The criteria for TGCV include three essential and three major items (6). The essential items are an impaired LCFA metabolism or TG deposition in the myocardium, which is the metabolic basis of TGCV. Myocardial TG deposition is demonstrated by biopsy specimens, computed tomography, 1H-MRS, or a decreased WOR (<10%) of BMIPP. Major items include a reduced cardiac function, diffuse narrowing of the coronary arteries documented by coronary angiography or computed tomography angiography, or Jordans' anomaly of polymorphonuclear leucocytes in a peripheral blood smear. Both essential and major items with one or more indicate definite TGCV. Diabetes mellitus and hemodialysis are included as supportive items.
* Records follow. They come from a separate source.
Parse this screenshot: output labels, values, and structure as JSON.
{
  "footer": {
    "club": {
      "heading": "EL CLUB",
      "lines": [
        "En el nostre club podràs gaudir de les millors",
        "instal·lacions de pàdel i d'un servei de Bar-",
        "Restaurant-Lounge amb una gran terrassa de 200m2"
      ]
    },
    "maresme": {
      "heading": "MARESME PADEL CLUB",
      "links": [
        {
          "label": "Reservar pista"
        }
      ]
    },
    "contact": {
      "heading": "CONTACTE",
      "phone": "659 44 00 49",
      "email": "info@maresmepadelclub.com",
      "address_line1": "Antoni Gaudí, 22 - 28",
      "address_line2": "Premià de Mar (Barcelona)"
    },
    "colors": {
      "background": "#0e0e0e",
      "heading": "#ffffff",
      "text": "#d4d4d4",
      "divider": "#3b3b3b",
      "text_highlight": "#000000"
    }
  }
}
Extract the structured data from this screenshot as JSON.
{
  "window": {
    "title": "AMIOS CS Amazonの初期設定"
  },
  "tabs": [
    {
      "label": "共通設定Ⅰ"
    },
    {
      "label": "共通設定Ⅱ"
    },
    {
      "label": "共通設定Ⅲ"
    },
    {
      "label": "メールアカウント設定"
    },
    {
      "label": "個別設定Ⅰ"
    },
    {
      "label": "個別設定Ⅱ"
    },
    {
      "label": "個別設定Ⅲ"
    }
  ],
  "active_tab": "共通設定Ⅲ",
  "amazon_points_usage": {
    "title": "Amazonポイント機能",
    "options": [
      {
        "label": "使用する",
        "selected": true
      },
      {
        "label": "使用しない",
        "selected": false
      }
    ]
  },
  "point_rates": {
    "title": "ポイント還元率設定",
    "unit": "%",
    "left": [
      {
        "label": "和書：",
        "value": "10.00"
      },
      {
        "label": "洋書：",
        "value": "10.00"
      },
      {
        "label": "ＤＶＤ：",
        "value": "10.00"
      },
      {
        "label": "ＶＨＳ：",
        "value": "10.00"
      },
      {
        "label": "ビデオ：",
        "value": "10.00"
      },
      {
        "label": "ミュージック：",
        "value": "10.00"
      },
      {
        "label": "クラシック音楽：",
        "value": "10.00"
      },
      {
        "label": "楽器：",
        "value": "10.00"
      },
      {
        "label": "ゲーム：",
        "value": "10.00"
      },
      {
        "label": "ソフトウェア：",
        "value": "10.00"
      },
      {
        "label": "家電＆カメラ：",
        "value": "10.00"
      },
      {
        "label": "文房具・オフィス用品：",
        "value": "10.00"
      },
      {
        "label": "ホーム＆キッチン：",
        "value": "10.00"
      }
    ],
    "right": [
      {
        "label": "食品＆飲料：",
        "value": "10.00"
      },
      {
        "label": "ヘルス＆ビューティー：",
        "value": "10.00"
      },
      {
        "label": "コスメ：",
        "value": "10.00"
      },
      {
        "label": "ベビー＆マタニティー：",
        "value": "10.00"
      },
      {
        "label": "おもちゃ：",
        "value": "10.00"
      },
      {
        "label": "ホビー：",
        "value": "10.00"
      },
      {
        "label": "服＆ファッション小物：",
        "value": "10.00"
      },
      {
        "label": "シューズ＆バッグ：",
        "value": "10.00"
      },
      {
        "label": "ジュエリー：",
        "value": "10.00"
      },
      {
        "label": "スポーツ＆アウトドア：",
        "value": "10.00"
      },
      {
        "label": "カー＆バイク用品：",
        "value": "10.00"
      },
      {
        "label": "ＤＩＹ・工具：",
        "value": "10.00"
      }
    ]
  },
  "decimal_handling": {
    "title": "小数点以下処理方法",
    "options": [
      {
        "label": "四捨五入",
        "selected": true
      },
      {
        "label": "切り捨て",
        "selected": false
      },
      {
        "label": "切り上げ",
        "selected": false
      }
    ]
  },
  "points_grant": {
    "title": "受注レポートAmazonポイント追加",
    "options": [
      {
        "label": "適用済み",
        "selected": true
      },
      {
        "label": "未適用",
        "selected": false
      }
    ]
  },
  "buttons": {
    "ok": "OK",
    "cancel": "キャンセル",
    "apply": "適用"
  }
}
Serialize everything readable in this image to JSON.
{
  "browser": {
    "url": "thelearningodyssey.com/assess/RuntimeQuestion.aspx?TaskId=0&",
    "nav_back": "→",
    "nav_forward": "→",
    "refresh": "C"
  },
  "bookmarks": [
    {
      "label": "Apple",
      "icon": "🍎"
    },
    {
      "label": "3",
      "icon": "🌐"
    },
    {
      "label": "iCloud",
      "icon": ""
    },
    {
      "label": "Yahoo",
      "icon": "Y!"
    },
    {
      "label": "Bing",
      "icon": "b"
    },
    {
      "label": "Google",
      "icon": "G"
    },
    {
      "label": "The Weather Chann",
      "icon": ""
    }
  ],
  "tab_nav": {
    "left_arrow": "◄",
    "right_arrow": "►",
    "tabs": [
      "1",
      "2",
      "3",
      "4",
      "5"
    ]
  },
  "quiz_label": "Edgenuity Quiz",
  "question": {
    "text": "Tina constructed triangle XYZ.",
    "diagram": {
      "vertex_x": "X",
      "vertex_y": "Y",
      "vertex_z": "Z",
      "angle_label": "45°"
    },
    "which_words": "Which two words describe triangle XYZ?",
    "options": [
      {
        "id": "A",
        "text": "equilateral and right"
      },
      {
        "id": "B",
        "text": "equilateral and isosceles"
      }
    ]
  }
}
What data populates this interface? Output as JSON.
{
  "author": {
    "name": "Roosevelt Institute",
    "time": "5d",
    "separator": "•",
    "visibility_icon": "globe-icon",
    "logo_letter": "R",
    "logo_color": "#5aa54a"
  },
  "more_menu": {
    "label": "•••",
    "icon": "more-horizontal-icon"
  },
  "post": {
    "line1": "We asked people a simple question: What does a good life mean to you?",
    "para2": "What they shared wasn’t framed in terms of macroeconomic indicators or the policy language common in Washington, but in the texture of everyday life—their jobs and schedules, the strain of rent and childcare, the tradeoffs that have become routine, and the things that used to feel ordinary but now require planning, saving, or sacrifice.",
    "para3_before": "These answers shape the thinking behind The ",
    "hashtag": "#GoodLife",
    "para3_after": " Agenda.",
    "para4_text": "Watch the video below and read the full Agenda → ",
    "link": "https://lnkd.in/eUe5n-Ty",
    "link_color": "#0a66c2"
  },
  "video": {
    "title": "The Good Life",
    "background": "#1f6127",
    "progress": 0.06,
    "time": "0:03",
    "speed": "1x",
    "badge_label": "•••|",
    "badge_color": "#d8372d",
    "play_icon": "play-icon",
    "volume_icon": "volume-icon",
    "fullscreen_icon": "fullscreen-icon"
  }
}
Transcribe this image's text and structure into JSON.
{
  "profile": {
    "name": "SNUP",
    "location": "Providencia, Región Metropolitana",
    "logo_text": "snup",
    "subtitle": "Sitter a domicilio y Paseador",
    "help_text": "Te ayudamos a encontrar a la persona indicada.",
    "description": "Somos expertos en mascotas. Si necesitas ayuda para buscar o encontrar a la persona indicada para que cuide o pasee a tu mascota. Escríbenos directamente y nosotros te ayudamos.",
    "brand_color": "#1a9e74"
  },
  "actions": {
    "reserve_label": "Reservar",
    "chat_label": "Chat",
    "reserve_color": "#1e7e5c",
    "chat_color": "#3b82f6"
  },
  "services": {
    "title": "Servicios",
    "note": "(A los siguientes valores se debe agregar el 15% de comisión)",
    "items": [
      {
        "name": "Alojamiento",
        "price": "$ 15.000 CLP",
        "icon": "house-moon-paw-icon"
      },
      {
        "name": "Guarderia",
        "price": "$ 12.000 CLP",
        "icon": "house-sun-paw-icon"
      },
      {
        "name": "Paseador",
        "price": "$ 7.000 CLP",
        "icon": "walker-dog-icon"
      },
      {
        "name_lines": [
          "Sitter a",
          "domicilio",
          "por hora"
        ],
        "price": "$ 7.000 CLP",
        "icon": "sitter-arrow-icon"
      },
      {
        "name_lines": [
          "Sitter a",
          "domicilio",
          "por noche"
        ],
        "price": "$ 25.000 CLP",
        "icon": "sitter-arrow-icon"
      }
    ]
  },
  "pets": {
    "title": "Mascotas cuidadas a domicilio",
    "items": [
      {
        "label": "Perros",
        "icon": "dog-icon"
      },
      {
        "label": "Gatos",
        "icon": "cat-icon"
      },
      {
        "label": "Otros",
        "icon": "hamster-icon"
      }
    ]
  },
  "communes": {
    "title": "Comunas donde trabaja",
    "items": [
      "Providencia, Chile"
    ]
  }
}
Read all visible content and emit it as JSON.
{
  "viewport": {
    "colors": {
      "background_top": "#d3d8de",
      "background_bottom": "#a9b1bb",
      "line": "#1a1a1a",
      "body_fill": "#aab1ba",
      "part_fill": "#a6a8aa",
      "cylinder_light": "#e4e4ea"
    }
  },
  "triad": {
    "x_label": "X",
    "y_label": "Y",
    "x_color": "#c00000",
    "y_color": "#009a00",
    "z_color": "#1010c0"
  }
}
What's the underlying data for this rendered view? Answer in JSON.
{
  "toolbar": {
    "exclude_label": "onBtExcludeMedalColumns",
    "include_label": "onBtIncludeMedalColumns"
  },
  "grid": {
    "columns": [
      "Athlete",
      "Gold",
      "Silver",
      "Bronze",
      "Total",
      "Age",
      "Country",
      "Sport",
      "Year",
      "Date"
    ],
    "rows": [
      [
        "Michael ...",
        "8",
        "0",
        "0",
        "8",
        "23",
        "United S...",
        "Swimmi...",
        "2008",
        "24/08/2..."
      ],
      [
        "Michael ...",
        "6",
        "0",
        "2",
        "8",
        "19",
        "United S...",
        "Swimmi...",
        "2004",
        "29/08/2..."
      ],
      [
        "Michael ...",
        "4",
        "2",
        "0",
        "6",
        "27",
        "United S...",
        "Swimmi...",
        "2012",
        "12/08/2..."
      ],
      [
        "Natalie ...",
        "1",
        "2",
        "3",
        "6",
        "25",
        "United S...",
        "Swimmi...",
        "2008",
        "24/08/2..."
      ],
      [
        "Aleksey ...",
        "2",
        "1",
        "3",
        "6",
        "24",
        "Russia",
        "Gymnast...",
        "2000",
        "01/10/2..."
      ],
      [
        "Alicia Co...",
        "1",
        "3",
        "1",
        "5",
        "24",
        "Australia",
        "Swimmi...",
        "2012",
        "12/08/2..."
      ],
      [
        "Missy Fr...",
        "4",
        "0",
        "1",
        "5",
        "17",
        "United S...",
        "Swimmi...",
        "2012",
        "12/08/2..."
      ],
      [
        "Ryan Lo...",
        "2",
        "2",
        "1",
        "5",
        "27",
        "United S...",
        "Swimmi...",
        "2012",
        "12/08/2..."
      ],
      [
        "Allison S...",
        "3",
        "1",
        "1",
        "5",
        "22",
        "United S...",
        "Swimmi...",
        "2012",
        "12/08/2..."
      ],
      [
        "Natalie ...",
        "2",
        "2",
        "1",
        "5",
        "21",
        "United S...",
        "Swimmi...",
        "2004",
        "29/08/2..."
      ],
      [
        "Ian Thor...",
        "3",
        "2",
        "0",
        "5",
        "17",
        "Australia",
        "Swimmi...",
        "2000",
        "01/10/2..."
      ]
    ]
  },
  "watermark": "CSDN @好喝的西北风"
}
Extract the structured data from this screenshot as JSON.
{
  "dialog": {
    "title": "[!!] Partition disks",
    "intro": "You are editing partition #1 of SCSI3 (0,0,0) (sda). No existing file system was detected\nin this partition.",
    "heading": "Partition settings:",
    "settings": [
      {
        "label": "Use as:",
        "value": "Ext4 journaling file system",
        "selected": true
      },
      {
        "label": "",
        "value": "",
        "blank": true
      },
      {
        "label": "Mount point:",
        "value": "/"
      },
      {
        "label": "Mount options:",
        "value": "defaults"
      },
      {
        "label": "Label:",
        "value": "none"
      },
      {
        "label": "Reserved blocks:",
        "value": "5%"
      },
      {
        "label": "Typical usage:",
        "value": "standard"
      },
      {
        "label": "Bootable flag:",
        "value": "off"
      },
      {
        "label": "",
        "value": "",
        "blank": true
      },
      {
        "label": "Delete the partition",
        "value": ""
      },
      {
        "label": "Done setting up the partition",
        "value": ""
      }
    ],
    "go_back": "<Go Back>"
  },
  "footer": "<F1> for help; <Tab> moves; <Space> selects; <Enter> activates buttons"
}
The patient reported herein had a history of diabetes mellitus with repeated PCI procedures because of diffuse narrowing coronary lesions. Furthermore, the WOR of BMIPP-SPECT was 3.5%, indicating a remarkable decrease as compared to the normal level (19.4%±3.2%) (7). The patient fulfilled the criteria of TGCV (6) and was subsequently diagnosed with definite TGCV.

It has been reported that the myocardial TG content is associated with metabolic disorders such as diabetes mellitus. Additionally, increasing the myocardial TG content has been reported to cause LV diastolic and systolic dysfunction along with LV remodeling (8-10). The patient suffered from multiple underlying metabolic disorders, including obesity, hypertension, and several metabolic disorders such as diabetes mellitus and dyslipidemia. McGavock et al. demonstrated that the levels of myocardial TG content in nonglycemic obese subjects and patients with diabetes mellitus as 0.81%±0.46%, and 1.06%±0.62%, respectively (8). The myocardial TG content in the present case was measured to be 4.92% using 1H-MRS, which is extremely high even in the context of these metabolic disorders.

In addition, we previously reported the levels of myocardial TG content in apparently healthy subjects without coronary heart disease, endurance athletes, and healthy subjects with fitness habits as 0.85%±0.40%, 0.60%±0.20%, and 0.89%±0.41%, respectively (11, 12). On the other hand, the levels of myocardial TG content in patients with hypertrophic cardiomyopathy (HCM) and hypertensive heart disease were 1.09%±0.72% and 2.14%±1.29%, respectively (13). The myocardial TG content detected in the current case was thought to be high in comparison with these data.

Moreover, Liao et al. reported that the level of myocardial TG content of patients who were admitted for acute heart failure with low LV ejection fraction (EF), those with normal LVEF, and controls without cardiovascular disease were 0.79%, 0.21%, and 0.14%, respectively (14). The myocardial TG content in the present case was extremely high compared with these data regarding the myocardial TG content although not equal to our sequence regarding the procedures and equipment. In conclusion, 1H-MRS may be helpful for assessing the myocardial TG pool and establishing a diagnosis of TGCV noninvasively (15).

The authors state that they have no Conflict of Interest (COI).